Each proposal also has its own particular hurdles to surmount. There can be no doubt, however, that a proposal that does not achieve a reasonable showing in opinion polls should not advance to the referendum stage. And polls that reveal an alignment of opinion and gender should be taken seriously. Poll results, however, only hold for a limited time. We need to think afresh about women’s perspectives. Maybe, back in 1999, women identified with the Queen, wanted security rather than change, disliked macho rhetoric and masculine leadership strategies, and felt uncomfortable about their level of constitutional knowledge. Are these still the reasons in 2013?

Probably. But the canvas has also changed. The British royal family (not just the Queen) is more popular now and certainly more attractive. Indeed, royal families all over Europe have become more popular. They have, indeed, become feminised. Although both the first and second in line to the British throne are men, many of the current European heirs are women, and changes in laws of succession have regularised what were previously anomalies (princesses without brothers). Britain’s recent succession rule change won’t apply for at least two generations, but it reflects not only a commitment to gender equality, but also a popular embrace of the legitimacy of female monarchs.

It also reflects other shifts. Royal heirs these days are permitted to marry commoners. All over Europe, as in Britain, crown princes and princesses have married non-royals. Unlike in the past (tragically illustrated in the arranged marriage of Charles and Diana) they now marry for love. Australia even has its own fairy-tale story of the ordinary girl who met a prince, disguised as a commoner, in a Sydney pub, during the 2000 Olympics, and who is now Crown Princess Mary of Denmark. The photos of young royals, and those of their spouses and their pretty children, adorn the covers of the multiple popular magazines one sees at supermarket check-out counters. They are the dignified antidote to films stars and the growing number of in-your-face celebrities. Although men, no doubt, read these magazines, it’s a sure bet that the majority of readers are women, and that a significant percentage of these readers are young. I would bet, too, that the demographic of monarchists has shifted since 1999; that the women who opposed the republic back then tended to be older but that younger women have now joined them. What monarchism seems to offer now is an attractive image of family life; young couples in love; adorable babies; beautiful clothes, a glamorous lifestyle that is at once out of reach, and also aspirational. Republicanism, in contrast, offers a colour-free story of sovereignty, a purely political (or even worse, a constitutional) object. It promises change without rationale other than the realignment of power. Its lack of appeal is compounded when men monopolise the field.

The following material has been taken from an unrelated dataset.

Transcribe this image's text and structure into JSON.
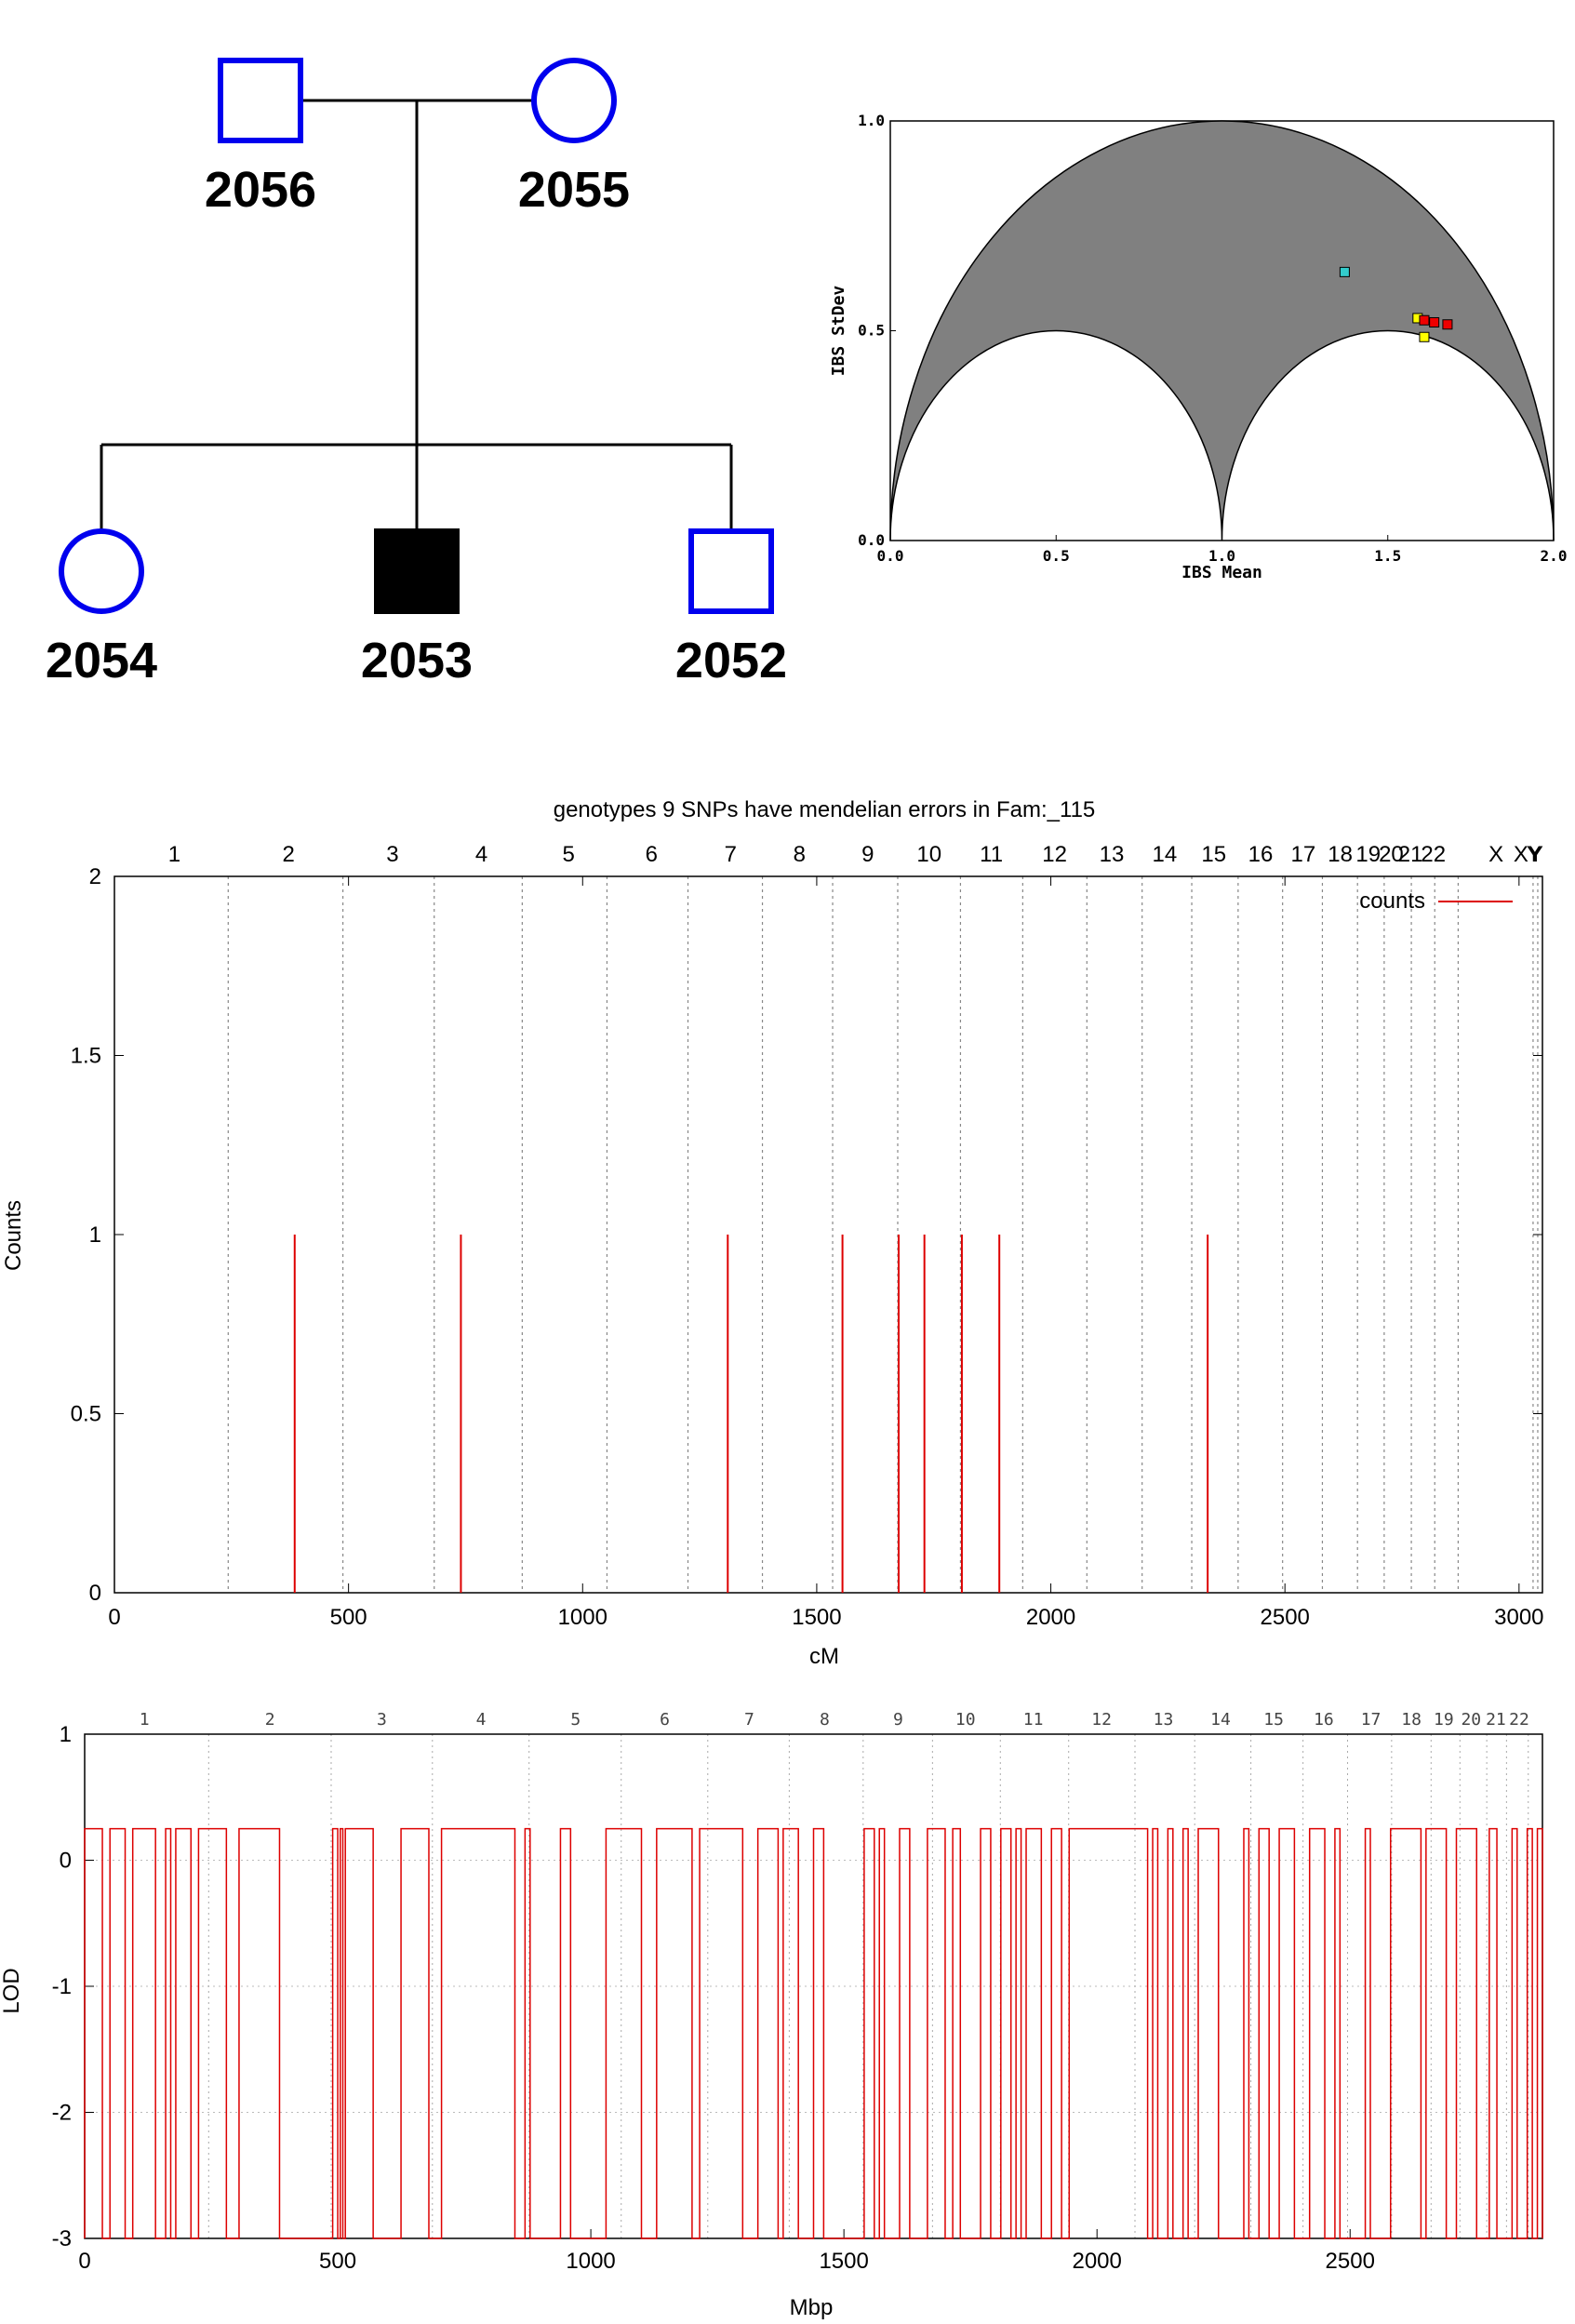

We should understand these values, not sneer at them. It is not demeaning to suggest that the monarchy, as currently imagined, is inherently more attractive to women. Politics is an unpopular domain all around the democratic world these days, and I would bet that women are especially turned-off by the growing nastiness of party political squabbles. The challenge, it seems, is to find a way of detaching republicanism from this domain: ‘aestheticising’ it, giving it the type of warmth that young royals currently radiate. I say this as a dedicated Australian republican and as a feminist; but also as one for whom happy families are a positive ideal.

I don’t know how it can be done. But, 'feminising' the republic – as has happened with the monarchy – may be a good start. We should have more female Governors-General. We should encourage the idea that the Governor-General might be transformed into our republican head of state, and that she (or he) might serve (as William Deane did, or Michelle Obama does in America) as a beloved national, even 'parental', figure. There is time. There is currently no sign of pro-republic political will, let alone a groundswell of popular opinion. Only 48% of Australians at present favour a republic (in the halcyon days, it was over 60%). Obviously a lot of men are also unimpressed. But, if the republican movement wants to make a fresh start, let's start at least with what was sidelined last time: the women's perspective.